Keker declined to comment, but in court papers filed last week he wrote: "In 2006, in the face of considerable confusion about what was and what was not 'backdating' as the term began to be used, Bruce Karatz made plain that he favored a thorough investigation by independent counsel of past practices. At no time did he 'scheme to defraud' or act with criminal intent."
NEW OPTIONS
Karatz was indicted last year on seven counts of mail fraud, five counts of wire fraud, three counts of securities fraud, four counts of making false statements in filings with the U.S. Securities and Exchange Commission and one count of lying to accountants. If convicted of all the charges, he faces a maximum sentence of 415 years in federal prison. In its March 2 trial memorandum, the government puts the profit motive up front. "Defendant was himself the principal beneficiary of this fraud, typically receiving between 250,000 to 600,000 stock options annually, which was roughly one-half of the total number of annual options awarded to KB's corporate officers," the memo states.
Barr, who represented Monster executive Treacy, said prosecutors pushed the profit motive in the case against his client. Treacy was alleged to have made more than $13 million in compensation from backdated options, a large chunk of the $23 million he received during his four years as an executive at the company.
"That was a big, big part of their case," Barr said. "Obviously, it was an important reason why they prevailed."
During Reyes' retrial last month, prosecutors told the judge that they plan to introduce -- for the first time -- evidence of options that the defendant personally received.
In the first trial of Reyes, prosecutors attempted to prove criminal intent by telling the jury that the finance department didn't know about the backdating -- a statement that landed the government in hot water before the 9th Circuit.
"The fact that prosecutors were pushed to make those representations to the jury indicates how important the prosecutors recognized they were to suggest there was evidence of mens rea," or a guilty state of mind, said Larry Ribstein, a professor at the University of Illinois College of Law.

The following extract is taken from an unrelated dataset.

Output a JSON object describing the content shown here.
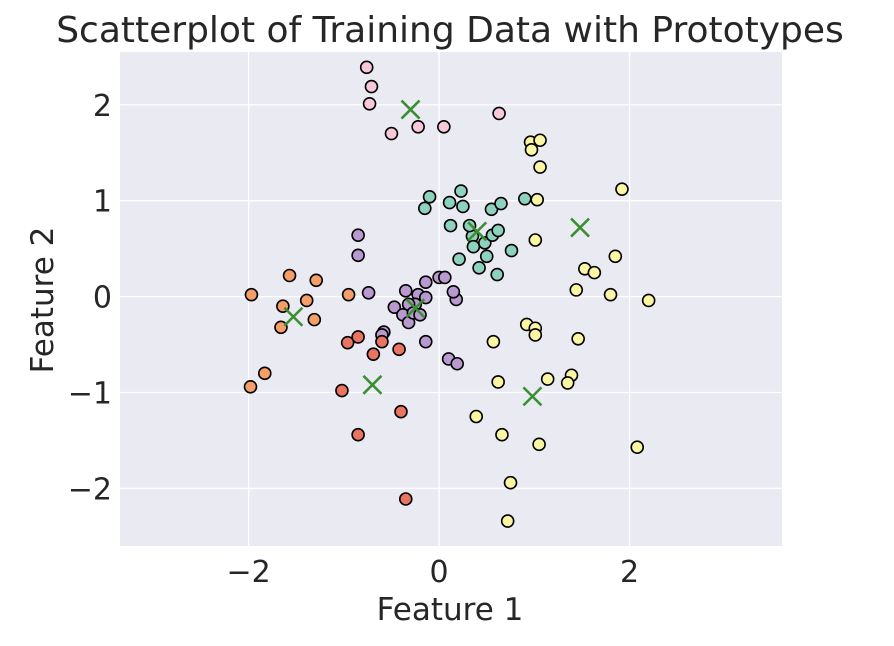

Alleging personal profit also steers the government's case away from a debate about the accounting rule at issue, which has served as a common defense in many backdating cases, Barr said. In general, the accounting rule, referred to as Accounting Principles Board Opinion No. 25, required that companies disclose in public filings the expenses they incurred when granting options that were "in the money," or below the current market value. Option grants that were "at the money," meaning at the current share price, didn't need to be disclosed. In the KB Home indictment, the government avoided all mention of the accounting rule.
But prosecutors must still prove that the backdating was knowing and intentional, Barr said. In his trial memorandum, filed on March 3, Karatz said that the evidence in trial will show that he never thought he had committed a crime when he set grant dates. Instead, he and KB Home's former human resources chief, Gary Ray, who pleaded guilty to obstruction of justice and is serving as a government witness, "believed they were playing by the rules as they existed then. Ray thought the stock option process was proper and legal, as did Karatz, as did the legal staff who were informed of it, as did the accountants who looked at it." In the KB Home indictment, the government doesn't even specify the amount of compensation Karatz allegedly earned from the backdating, simply stating "millions."
And then there's the elephant in the room: prosecutorial misconduct. Last month, U.S. District Court Judge Otis Wright of the Central District of California rejected Keker's request to hold an evidentiary hearing regarding potential misconduct in the case. Keker had questioned the reliability of two government witnesses, drawing parallels to the Broadcom case. Wright denied the motion, calling Keker's argument "astonishing," given that he had no evidence beyond that "little matter in Santa Ana" to assert misconduct.
For prosecutors, it's a small but significant victory. "Basically, almost nothing has worked for the government," Ribstein said. "Prosecutors are going to face these problems, these troubles, in almost every backdating case."